My approach : I understand what a limit point is - that every neighbourhood of the point contain some point of Set $S$.
if $n\to\infty$ and $m=1$ then surely $-1$ is the limit point as every neighborhood of $-1$ should contain some point of $S$.
I am not able to prove the same for $1$ , as I can find a neighborhood $[0.5,2]$ which has no element of $S$.
Is my logic correct? also how do I develop a mathematically rigorous proof of same?
The set $L$ of limit points of $S$ is $-\mathbb N = \{-m : m \in \mathbb{N}\}$.
Indeed, $x_n = -m + \frac{1}{n}$ converges to $-m$.
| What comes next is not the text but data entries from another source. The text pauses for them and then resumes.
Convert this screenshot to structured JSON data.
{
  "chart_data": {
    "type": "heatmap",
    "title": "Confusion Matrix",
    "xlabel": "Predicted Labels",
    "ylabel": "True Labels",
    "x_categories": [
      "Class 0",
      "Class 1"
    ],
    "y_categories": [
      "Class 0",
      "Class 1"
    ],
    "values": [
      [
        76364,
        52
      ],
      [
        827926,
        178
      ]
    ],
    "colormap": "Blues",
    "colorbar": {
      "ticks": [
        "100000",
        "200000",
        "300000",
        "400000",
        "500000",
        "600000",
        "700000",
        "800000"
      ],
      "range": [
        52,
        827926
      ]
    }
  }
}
Indeed, let $a \in L$. Note that $S \subseteq \bigcup_{m \in \mathbb N} J_m$, where $J_m=[-m,-m+1)$ are disjoint intervals. Therefore, there is exactly one interval $J_m$ containing $a$. But in $J_m$ the elements of $S$ form a monotone sequence converging to $-m$. Therefore, $a=-m \in -\mathbb N$.